Guest post: The day to day work of maintaining a livable system

Originally a comment by iknklast on Some other workable plan.

As for transporting enough stuff – no. Doing a wetland restoration, I had to transport ‘stuff’ halfway across Oklahoma…a modern state (sort of) with the ability to stop for gas and water plants, etc etc etc. More than half the plants died. It was a five hour trip (usually three, but because of the frequent stops, it took longer).

What we were transporting would be going into a similar system, where there was adequate water, nutrients, and sunlight, and once upon a time was an established system. After the transplant, about half the remaining plants died. Our success rate was low, and we didn’t really have any truly adverse circumstances.

You can’t just ‘transport plants’ or ‘transport seeds’. They need other things…water, of course. Soil. But also, fungus. Particular fungus which associates with plant roots. But you can’t take them with the fungus, because the roots have to be sterilized so a system isn’t messed up by other things invading, so you have to inject the fungus after planting. I realize they would probably say they are taking seeds, but seeds also need the fungus, which the system provides when they get to the proper stage in their development. Mars wouldn’t have that.

You would need pollinators. Humans can fill that role, but it is slow and tedious, and slow and tedious doesn’t strike me as something Musk does.

Plants also require a particular day length before they will germinate. Mars does not have the same day lengths we do. Plants can evolve to different temperatures, different soils, different water regimes, different wave lengths, but it doesn’t happen fast enough to support a colony on Mars.

We were dealing with a small system, and only a very small part of that small system. It ran far over budget, and in the end, was only marginally successful. The cost for colonizing Mars is likely to be so high you could probably save every ecosystem on Earth for the money…and have some left over. And restoring damaged ecosystem has at least some probability of success. On Mars, it is zero.

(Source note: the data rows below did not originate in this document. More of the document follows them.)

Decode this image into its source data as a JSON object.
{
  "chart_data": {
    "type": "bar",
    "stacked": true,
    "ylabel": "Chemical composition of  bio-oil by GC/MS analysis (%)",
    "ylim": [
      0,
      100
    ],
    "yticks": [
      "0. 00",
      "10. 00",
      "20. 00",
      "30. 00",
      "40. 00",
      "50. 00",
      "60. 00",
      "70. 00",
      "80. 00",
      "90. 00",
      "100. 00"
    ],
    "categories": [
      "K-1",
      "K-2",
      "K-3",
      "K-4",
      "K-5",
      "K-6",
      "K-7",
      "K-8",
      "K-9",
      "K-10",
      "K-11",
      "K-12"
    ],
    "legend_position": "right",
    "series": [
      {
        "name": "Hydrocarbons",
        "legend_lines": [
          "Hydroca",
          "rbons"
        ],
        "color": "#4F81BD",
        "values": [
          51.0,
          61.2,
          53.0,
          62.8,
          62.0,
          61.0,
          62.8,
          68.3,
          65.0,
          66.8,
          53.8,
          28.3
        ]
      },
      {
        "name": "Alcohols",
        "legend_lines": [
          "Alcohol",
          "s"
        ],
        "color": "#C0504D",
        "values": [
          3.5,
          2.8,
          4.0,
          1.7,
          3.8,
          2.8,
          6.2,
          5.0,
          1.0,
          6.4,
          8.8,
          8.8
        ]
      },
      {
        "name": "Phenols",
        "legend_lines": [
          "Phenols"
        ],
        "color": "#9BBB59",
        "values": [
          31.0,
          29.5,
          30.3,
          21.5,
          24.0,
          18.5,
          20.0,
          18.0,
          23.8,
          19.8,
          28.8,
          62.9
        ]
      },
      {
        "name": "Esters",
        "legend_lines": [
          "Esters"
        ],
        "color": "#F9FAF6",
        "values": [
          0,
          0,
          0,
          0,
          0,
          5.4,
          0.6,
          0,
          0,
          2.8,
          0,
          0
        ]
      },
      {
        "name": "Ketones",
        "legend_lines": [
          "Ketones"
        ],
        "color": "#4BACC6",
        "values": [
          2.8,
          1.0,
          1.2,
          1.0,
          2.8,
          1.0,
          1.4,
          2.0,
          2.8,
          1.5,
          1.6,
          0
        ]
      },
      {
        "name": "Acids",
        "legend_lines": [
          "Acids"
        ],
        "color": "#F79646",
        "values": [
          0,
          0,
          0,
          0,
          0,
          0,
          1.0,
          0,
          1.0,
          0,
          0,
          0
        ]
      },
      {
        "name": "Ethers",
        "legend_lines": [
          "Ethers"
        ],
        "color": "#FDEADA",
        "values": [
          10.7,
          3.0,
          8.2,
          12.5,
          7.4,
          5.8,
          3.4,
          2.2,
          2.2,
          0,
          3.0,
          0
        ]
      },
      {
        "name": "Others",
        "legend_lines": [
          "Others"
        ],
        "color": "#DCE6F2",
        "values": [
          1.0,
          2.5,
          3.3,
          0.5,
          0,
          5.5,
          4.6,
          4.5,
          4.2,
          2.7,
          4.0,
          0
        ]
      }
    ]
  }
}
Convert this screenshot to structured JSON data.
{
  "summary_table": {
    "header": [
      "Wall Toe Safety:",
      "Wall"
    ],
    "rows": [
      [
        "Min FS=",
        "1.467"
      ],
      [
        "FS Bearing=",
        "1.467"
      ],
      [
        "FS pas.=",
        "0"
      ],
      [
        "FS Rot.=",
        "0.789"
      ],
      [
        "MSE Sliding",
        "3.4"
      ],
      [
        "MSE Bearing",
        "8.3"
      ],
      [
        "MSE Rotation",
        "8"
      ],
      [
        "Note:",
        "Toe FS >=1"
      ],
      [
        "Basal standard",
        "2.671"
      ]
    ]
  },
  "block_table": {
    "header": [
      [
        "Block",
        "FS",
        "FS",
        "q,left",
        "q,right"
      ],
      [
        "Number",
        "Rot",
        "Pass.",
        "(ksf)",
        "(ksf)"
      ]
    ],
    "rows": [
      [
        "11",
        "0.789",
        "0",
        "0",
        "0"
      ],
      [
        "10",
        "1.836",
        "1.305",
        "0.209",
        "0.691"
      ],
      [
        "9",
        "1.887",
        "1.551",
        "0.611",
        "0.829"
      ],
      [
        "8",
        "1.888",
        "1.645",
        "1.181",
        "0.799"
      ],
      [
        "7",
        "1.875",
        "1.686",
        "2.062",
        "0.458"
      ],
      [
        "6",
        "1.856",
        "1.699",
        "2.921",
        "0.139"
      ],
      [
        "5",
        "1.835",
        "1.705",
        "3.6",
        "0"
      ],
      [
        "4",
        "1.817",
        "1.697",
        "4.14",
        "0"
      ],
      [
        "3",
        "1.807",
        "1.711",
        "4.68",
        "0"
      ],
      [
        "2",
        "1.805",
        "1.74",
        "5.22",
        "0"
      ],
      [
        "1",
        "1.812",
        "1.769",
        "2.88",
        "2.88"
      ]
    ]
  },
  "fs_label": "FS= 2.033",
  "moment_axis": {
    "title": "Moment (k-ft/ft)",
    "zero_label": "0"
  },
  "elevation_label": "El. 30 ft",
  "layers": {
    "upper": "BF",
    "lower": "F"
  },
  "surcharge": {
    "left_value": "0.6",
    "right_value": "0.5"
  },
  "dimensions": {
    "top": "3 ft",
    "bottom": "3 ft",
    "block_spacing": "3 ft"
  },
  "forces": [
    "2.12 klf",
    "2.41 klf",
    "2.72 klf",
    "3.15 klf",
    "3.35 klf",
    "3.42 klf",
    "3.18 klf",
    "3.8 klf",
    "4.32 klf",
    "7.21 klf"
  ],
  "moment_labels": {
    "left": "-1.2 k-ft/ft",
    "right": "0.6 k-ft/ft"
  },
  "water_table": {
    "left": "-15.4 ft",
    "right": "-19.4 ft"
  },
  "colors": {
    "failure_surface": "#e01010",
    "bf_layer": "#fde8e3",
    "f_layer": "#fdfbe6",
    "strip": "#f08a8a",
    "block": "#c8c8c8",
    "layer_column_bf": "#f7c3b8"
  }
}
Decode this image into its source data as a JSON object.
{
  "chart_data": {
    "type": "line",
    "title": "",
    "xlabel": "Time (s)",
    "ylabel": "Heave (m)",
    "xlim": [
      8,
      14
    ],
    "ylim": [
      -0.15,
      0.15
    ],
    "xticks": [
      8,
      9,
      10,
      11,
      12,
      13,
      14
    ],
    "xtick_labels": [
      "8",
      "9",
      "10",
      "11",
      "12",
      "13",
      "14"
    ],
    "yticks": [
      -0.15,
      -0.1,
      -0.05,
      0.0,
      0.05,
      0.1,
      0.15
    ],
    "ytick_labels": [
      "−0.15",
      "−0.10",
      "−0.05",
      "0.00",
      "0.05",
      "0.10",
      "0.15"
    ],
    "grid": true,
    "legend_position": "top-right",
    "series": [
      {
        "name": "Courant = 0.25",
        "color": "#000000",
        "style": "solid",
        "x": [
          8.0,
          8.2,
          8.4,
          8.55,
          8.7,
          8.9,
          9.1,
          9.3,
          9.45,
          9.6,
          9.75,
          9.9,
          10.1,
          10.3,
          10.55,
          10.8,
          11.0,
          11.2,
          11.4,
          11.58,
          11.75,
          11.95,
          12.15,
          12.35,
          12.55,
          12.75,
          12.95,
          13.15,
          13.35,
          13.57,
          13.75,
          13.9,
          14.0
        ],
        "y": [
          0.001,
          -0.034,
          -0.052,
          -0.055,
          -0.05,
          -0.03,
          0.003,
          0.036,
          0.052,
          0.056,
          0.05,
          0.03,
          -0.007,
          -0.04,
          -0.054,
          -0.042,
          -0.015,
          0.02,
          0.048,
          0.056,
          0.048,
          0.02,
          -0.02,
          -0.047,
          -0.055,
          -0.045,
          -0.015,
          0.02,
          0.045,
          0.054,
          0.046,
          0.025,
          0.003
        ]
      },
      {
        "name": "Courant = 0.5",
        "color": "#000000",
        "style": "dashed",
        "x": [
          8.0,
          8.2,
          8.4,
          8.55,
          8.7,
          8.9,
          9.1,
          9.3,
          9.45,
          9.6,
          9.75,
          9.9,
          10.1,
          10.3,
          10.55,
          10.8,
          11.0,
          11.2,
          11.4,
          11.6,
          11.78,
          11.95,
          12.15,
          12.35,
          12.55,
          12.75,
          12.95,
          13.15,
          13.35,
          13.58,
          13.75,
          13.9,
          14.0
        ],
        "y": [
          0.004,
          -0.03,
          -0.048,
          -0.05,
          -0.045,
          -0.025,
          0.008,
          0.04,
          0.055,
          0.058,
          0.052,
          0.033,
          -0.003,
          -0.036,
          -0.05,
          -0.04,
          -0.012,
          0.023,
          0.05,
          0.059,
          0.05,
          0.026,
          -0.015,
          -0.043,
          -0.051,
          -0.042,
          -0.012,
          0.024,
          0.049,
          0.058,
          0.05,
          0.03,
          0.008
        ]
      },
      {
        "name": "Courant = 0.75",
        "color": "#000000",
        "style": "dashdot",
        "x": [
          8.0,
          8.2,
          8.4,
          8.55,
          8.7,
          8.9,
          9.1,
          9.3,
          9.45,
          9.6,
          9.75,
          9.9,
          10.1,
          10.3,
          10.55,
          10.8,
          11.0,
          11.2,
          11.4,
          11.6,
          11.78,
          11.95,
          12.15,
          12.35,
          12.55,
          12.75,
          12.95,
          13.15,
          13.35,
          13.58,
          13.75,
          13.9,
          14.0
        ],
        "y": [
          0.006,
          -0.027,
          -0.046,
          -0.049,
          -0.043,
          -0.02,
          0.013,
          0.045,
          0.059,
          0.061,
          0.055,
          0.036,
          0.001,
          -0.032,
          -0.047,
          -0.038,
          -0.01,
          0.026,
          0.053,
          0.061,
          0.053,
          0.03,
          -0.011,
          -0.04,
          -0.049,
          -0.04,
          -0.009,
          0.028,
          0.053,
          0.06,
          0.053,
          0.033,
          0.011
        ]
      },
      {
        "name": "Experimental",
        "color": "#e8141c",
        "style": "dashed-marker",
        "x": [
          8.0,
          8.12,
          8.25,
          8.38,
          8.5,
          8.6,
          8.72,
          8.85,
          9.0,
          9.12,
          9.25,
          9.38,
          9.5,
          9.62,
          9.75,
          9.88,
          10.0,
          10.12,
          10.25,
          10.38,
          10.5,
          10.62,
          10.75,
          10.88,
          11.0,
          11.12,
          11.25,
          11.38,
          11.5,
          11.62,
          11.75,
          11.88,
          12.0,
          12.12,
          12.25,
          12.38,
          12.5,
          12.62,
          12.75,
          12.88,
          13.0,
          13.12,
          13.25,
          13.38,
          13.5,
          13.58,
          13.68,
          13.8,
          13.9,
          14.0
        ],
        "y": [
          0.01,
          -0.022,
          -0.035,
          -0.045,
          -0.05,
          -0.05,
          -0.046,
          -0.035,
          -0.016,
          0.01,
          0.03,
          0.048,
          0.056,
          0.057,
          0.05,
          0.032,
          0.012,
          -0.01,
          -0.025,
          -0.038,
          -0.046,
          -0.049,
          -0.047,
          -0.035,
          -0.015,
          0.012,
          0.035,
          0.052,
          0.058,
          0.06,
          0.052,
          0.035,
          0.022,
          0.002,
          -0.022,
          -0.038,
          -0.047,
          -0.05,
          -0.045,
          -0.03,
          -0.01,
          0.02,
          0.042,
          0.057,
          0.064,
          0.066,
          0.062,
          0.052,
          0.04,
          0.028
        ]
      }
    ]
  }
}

There was an instructor in my writing program who was writing a book on the future of the moon. He was going through all this high tech stuff, etc, and how we would be colonizing the moon, mining asteroids for minerals, etc. I asked him if he had talked to any scientists. Oh yes, he says. I talked to a couple of astronauts and some psychologists who work with astronauts. Really? No biologists? No physicists? No chemists? No geologists?

People like the high tech ideas of colonizing other planets/moons. The day to day work of maintaining a livable system bores them, so they brush it away. I don’t care how many spaceships we are able to get to the moon or other planets, there is a need for a lot more thought about the science before the fools rush in (though if Musk would take Trump with him, I would gladly contribute part of my taxes for the trip).